You know something? I am so thankful for the blogosphere peeps. Yes, you! I could hug you . . . I really could. (I guess to do that I’d hug the monitor . . . or the tower? Either way I think the people at work would think me odd. Oh wait! They already do!)
Thank you guys so much for your words of confidence and support (and butt kicks. My butt is still sore from them. But it’s still pretty cute! 🙂 Hee!) yesterday and last night. I am still a little frustrated but thinking over my diet and lack of consistent exercise over the past week, my massive fail at running makes sense (I can not spell that word these days . . . frankly my spelling has gone down the crapper!).
Where to start in the fight over the enemy’s lies?

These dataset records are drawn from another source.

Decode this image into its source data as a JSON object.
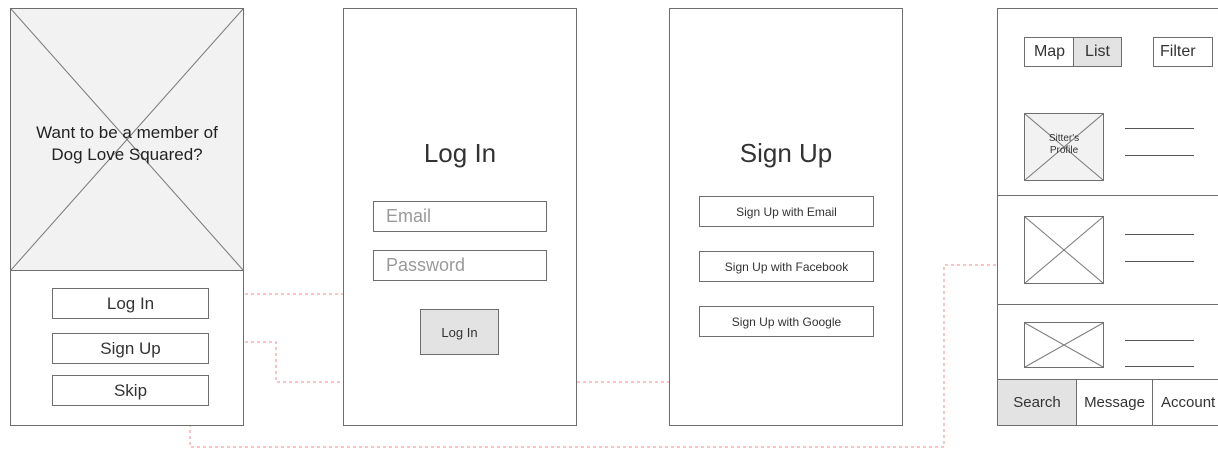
{
  "welcome": {
    "prompt_line1": "Want to be a member of",
    "prompt_line2": "Dog Love Squared?",
    "login_button": "Log In",
    "signup_button": "Sign Up",
    "skip_button": "Skip"
  },
  "login": {
    "title": "Log In",
    "email_placeholder": "Email",
    "password_placeholder": "Password",
    "submit_button": "Log In"
  },
  "signup": {
    "title": "Sign Up",
    "email_button": "Sign Up with Email",
    "facebook_button": "Sign Up with Facebook",
    "google_button": "Sign Up with Google"
  },
  "listing": {
    "map_toggle": "Map",
    "list_toggle": "List",
    "filter_button": "Filter",
    "profile_label_line1": "Sitter's",
    "profile_label_line2": "Profile",
    "tabs": [
      "Search",
      "Message",
      "Account"
    ]
  },
  "colors": {
    "connector": "#f08a8a",
    "connector_skip": "#f3a0a0",
    "placeholder_fill": "#f2f2f2",
    "selected_fill": "#e3e3e3"
  }
}
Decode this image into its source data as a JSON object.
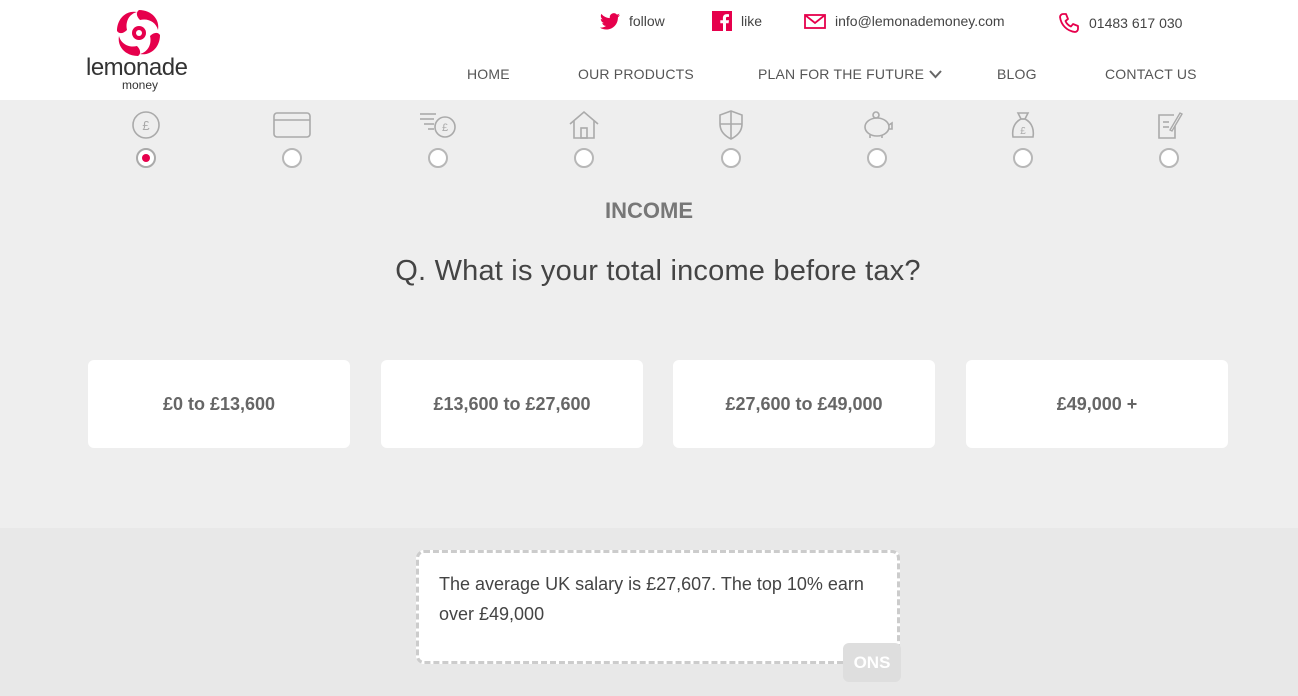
{
  "brand": {
    "name": "lemonade",
    "sub": "money",
    "accent": "#e6004c"
  },
  "top_links": {
    "follow": "follow",
    "like": "like",
    "email": "info@lemonademoney.com",
    "phone": "01483 617 030"
  },
  "nav": {
    "home": "HOME",
    "products": "OUR PRODUCTS",
    "plan": "PLAN FOR THE FUTURE",
    "blog": "BLOG",
    "contact": "CONTACT US"
  },
  "steps": [
    {
      "icon": "pound-coin-icon",
      "active": true
    },
    {
      "icon": "credit-card-icon",
      "active": false
    },
    {
      "icon": "outgoings-icon",
      "active": false
    },
    {
      "icon": "house-icon",
      "active": false
    },
    {
      "icon": "shield-icon",
      "active": false
    },
    {
      "icon": "piggy-bank-icon",
      "active": false
    },
    {
      "icon": "money-bag-icon",
      "active": false
    },
    {
      "icon": "document-icon",
      "active": false
    }
  ],
  "section_title": "INCOME",
  "question": "Q. What is your total income before tax?",
  "options": [
    "£0 to £13,600",
    "£13,600 to £27,600",
    "£27,600 to £49,000",
    "£49,000 +"
  ],
  "info": {
    "text": "The average UK salary is £27,607. The top 10% earn over £49,000",
    "source": "ONS"
  }
}
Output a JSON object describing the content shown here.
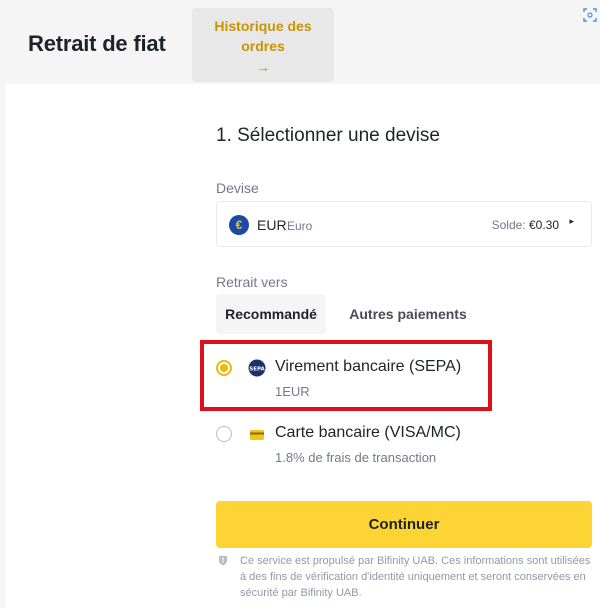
{
  "header": {
    "title": "Retrait de fiat",
    "history_button": {
      "label": "Historique des ordres",
      "arrow": "→"
    }
  },
  "step": {
    "title": "1. Sélectionner une devise"
  },
  "currency": {
    "label": "Devise",
    "code": "EUR",
    "name": "Euro",
    "icon_symbol": "€",
    "balance_label": "Solde:",
    "balance_value": "€0.30",
    "caret": "▸"
  },
  "withdraw_to": {
    "label": "Retrait vers",
    "tabs": [
      {
        "label": "Recommandé",
        "active": true
      },
      {
        "label": "Autres paiements",
        "active": false
      }
    ]
  },
  "payment_options": [
    {
      "title": "Virement bancaire (SEPA)",
      "subtitle": "1EUR",
      "selected": true,
      "icon": "sepa-icon"
    },
    {
      "title": "Carte bancaire (VISA/MC)",
      "subtitle": "1.8% de frais de transaction",
      "selected": false,
      "icon": "card-icon"
    }
  ],
  "continue_button": {
    "label": "Continuer"
  },
  "disclaimer": "Ce service est propulsé par Bifinity UAB. Ces informations sont utilisées à des fins de vérification d'identité uniquement et seront conservées en sécurité par Bifinity UAB.",
  "colors": {
    "accent": "#F0B90B",
    "button": "#FCD535",
    "history_text": "#C99400",
    "highlight": "#E0101A"
  }
}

Well, to quote Beth Moore on the LPM blog, “Ladies, the devil knows that if we’re too scared to even face our insecurity, we’ll never get freed up from it.” So, she posted, “Look up Scriptures that have to do with strength and power and victory and write some out in a comment to this post.” There are over 600 of them for you to ponder. Here is the link.
The highlighted section really jumped out at me. Especially in dealing with my weight loss, body image, and eating habits. Why can’t I get below 200? Or 207 for that matter. Am I hiding behind my weight?
It’s possible. The problem is that my weight is pretty well hidden. It’s all around my stomach. I’ve shed most of the weight in my face and collar bones (though they could lose a little more.), my boobs won’t shrink though! (I want them to go away some! Dang it!)
I learned pretty quickly how to hide my tummy fat. Even with clothes that are more snug. For me, I just make sure it’s loose enough and I’m wearing pants that are just a hair too big so that I don’t have a muffin top. With pants that fit, you see, I have a muffin top. *sigh* I think it’s probably from when I was in denial about being overweight.
I can still fit (suck it all in) into these size 12 jeans! See! They button! OH That? Eh . . . I’ll just put a huge sweatshirt over it. Viola! It works!
Not that I don’t do that now . . . sometimes . . .
It amazing how if you ignore your insecurities long enough, you can fool yourself into believing you’ve defeated them! Those and the coping mechanisms for those insecurities.
Or is it just me?
I thought I’d gotten over my emotional eating. I thought it was under control. I would read blogs about people discussing emotional eating and compulsive eating and be thankful I had it under control and wasn’t a compulsive eater.
I just wasn’t being honest with myself. Look at this week! Monday! Hubby goes to small group and I stay home to clean the house in preparation for his cast coming off. (More about that tonight!) What do I spend an hour doing? Eating several individual sized bags of chips that I’d bought for his lunch. It’s not that I wanted to eat them, but I didn’t NOT want to eat them either. I just couldn’t stop myself!
In fact they still call to me when I open the pantry. *oooohhhh . . . bad chips! BAD! SHUT YOUR MOUTHS!* (Or maybe I should shut mine! Not let them in!)
I’m so good at ignoring problems or avoiding them. But this weight loss journey is more than just shedding weight. (I wish it were that easy.) But with every pound I lose (or gain back) another area of my life is revealed in a different light and it must be dealt with. This past week and half? Eating . . . my relationship with food.
My body image was this past weekend (Yes, I’m still dealing with that. With clothes on . . . I look fabulous . . . w/o EEEK!! I’m fat! Clothes hide a multitude of sins! . . . Well I look fabulous until I’m around skinny, truly fabulous people . . . but that’s an ancient insecurity.) But body image is one that I’ve had for a long time. Back in high school I always thought I was not fat, but not skinny either and definitely not cute or gorgeous. When I was helping Mom prep for the bridal shower she threw for me, we came across a picture of me accepting my high school diploma. OH! WOW! Not only was I skinny! I was gorgeous! Why can’t we recognize that in ourselves?
I do look good . . . but I’m not where I want to be.
I feel like I’m talking in circles now . . . Am I making any sense?
Okay . . . before I pull up a couch and plop down on it I’m going to leave it here.
What insecurities has your weight loss/getting fit journey taken you through? How do you deal with them?
You guys are totally the Bees Knees!!